How Chicago succeeded in reducing drug overdose deaths | chicago


Among the US counties with the country’s 10 largest cities, Cook County, Illinois – where Chicago is located – saw the largest drop in overdose deaths since the national peak of the crisis in 2023, at 37%, according to an exclusive analysis by The Guardian.

Chicago has one of the strongest drug supply monitoring and overdose prevention response systems in the country. Jenny Hua, medical director of the Chicago Department of Public Health, was reluctant to take full credit for the progress made, explaining that many factors that influence overdose deaths are beyond any health department’s control. It is also easier to have a coordinated response in a large city, where people and resources are concentrated. Changes in drug supply also affect regions differently.

In order to respond to the crisis, the city adopted a “multi-factor approach to a multi-factor problem,” Hua said. Even libraries have become part of the city’s arsenal in the fight against drug overdose deaths. Chicagoans can get free drug test strips at the city’s public libraries — as well as naloxone nasal spray, which can reverse an overdose caused by opioids.

“We have already visited every library to provide education, because librarians are the source of information for the community,” Hua said.

Bar graph of change in overdose deaths among the largest U.S. counties

Since 2023, Chicago has rapidly expanded overdose monitoring, in part with funding from the CDC’s Overdose Data Program. According to Hua, this helped the administration build on the foundation already established by local organizations, such as the Chicago Recovery Alliance, which has provided cutting-edge drug screening services for years.

“Credit where credit is due,” Hua said. “Before the Department of Health intervened, there was a grassroots effort to make sure that low-level users and suppliers had a little more visibility into what they were consuming, because drug supplies have always been volatile, and in the last couple of years they have been increasingly volatile.”

And most recently the city of Chicago I got a new mass spectrometerthe latest in drug screening technology, which can provide details about the purity of drugs and identify new adulterants that may have been overlooked.

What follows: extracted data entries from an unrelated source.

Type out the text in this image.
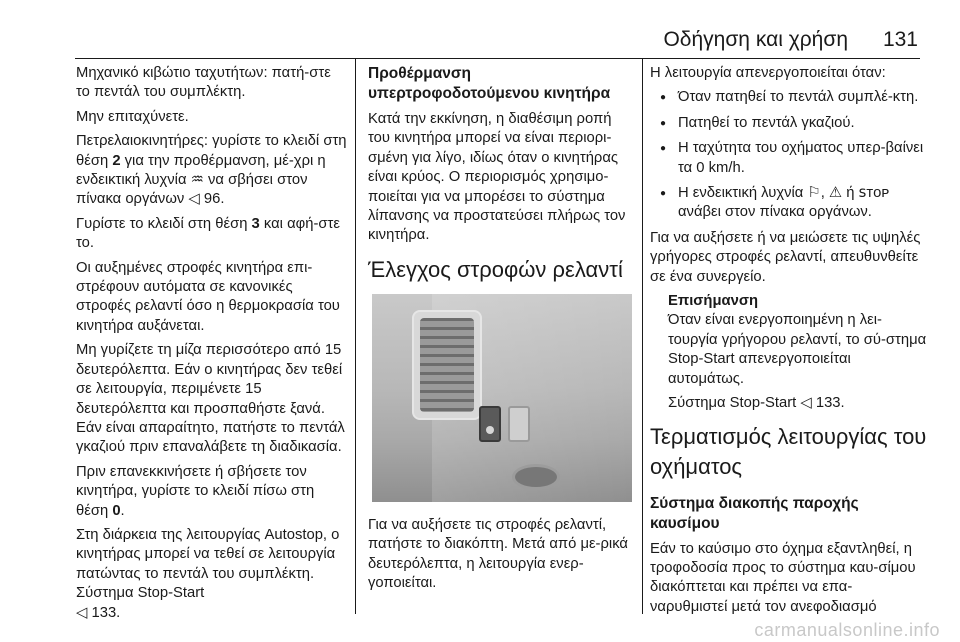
Οδήγηση και χρήση 131

Μηχανικό κιβώτιο ταχυτήτων: πατή-στε το πεντάλ του συμπλέκτη.

Μην επιταχύνετε.

Πετρελαιοκινητήρες: γυρίστε το κλειδί στη θέση 2 για την προθέρμανση, μέ-χρι η ενδεικτική λυχνία ♒ να σβήσει στον πίνακα οργάνων ◁ 96.

Γυρίστε το κλειδί στη θέση 3 και αφή-στε το.

Οι αυξημένες στροφές κινητήρα επι-στρέφουν αυτόματα σε κανονικές στροφές ρελαντί όσο η θερμοκρασία του κινητήρα αυξάνεται.

Μη γυρίζετε τη μίζα περισσότερο από 15 δευτερόλεπτα. Εάν ο κινητήρας δεν τεθεί σε λειτουργία, περιμένετε 15 δευτερόλεπτα και προσπαθήστε ξανά. Εάν είναι απαραίτητο, πατήστε το πεντάλ γκαζιού πριν επαναλάβετε τη διαδικασία.

Πριν επανεκκινήσετε ή σβήσετε τον κινητήρα, γυρίστε το κλειδί πίσω στη θέση 0.

Στη διάρκεια της λειτουργίας Autostop, ο κινητήρας μπορεί να τεθεί σε λειτουργία πατώντας το πεντάλ του συμπλέκτη. Σύστημα Stop-Start
◁ 133.

Προθέρμανση υπερτροφοδοτούμενου κινητήρα

Κατά την εκκίνηση, η διαθέσιμη ροπή του κινητήρα μπορεί να είναι περιορι-σμένη για λίγο, ιδίως όταν ο κινητήρας είναι κρύος. Ο περιορισμός χρησιμο-ποιείται για να μπορέσει το σύστημα λίπανσης να προστατεύσει πλήρως τον κινητήρα.

Έλεγχος στροφών ρελαντί

Για να αυξήσετε τις στροφές ρελαντί, πατήστε το διακόπτη. Μετά από με-ρικά δευτερόλεπτα, η λειτουργία ενερ-γοποιείται.

Η λειτουργία απενεργοποιείται όταν:

● Όταν πατηθεί το πεντάλ συμπλέ-κτη.
● Πατηθεί το πεντάλ γκαζιού.
● Η ταχύτητα του οχήματος υπερ-βαίνει τα 0 km/h.
● Η ενδεικτική λυχνία ⚐, ⚠ ή ꜱᴛᴏᴘ ανάβει στον πίνακα οργάνων.

Για να αυξήσετε ή να μειώσετε τις υψηλές γρήγορες στροφές ρελαντί, απευθυνθείτε σε ένα συνεργείο.

Επισήμανση

Όταν είναι ενεργοποιημένη η λει-τουργία γρήγορου ρελαντί, το σύ-στημα Stop-Start απενεργοποιείται αυτομάτως.

Σύστημα Stop-Start ◁ 133.

Τερματισμός λειτουργίας του οχήματος
Σύστημα διακοπής παροχής καυσίμου

Εάν το καύσιμο στο όχημα εξαντληθεί, η τροφοδοσία προς το σύστημα καυ-σίμου διακόπτεται και πρέπει να επα-ναρυθμιστεί μετά τον ανεφοδιασμό

carmanualsonline.info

“We are now testing samples for steroids that contain upwards of 10 to 12 different ingredients,” Hua said. “Getting that information out to people really helps empower them… When you tell people that the quality of the thing you’re buying is really bad, that’s actually a deterrent, believe it or not, that’s a big deterrent.”

Thanks to this technology, Chicago was able to respond quickly to new offenders. It was the first place in the country to discover medetomidine, a powerful veterinary sedative, in street drugs. the Department of Health It also issued alerts about nitazines — a newer class of synthetic opioids that can be several times stronger than fentanyl.

These adulterers may have already taken a heavy toll in other parts of the country. “A lot of these things don’t get tested,” said Jim Crotty, former deputy chief of staff at the Drug Enforcement Administration. “It’s a big blind spot.”

Understanding what is in the drug supply is also crucial to helping hospitals and emergency departments respond. This is not only about preventing fatal overdoses, but also other types of health problems. The sedative xylazine, another modern contaminant, can cause painful skin wounds It does not heal easily. When emergency departments get updated information about drug supplies, “they can get these patients out faster because they know they’re treating something they have an antidote for,” Hua said.

Hua and her team are also using ambulance data to quickly identify and respond to overdose spikes at a hyper-local level. “You have to constantly look at the data” to know where and when to respond, Hua said. “The general response is not working.”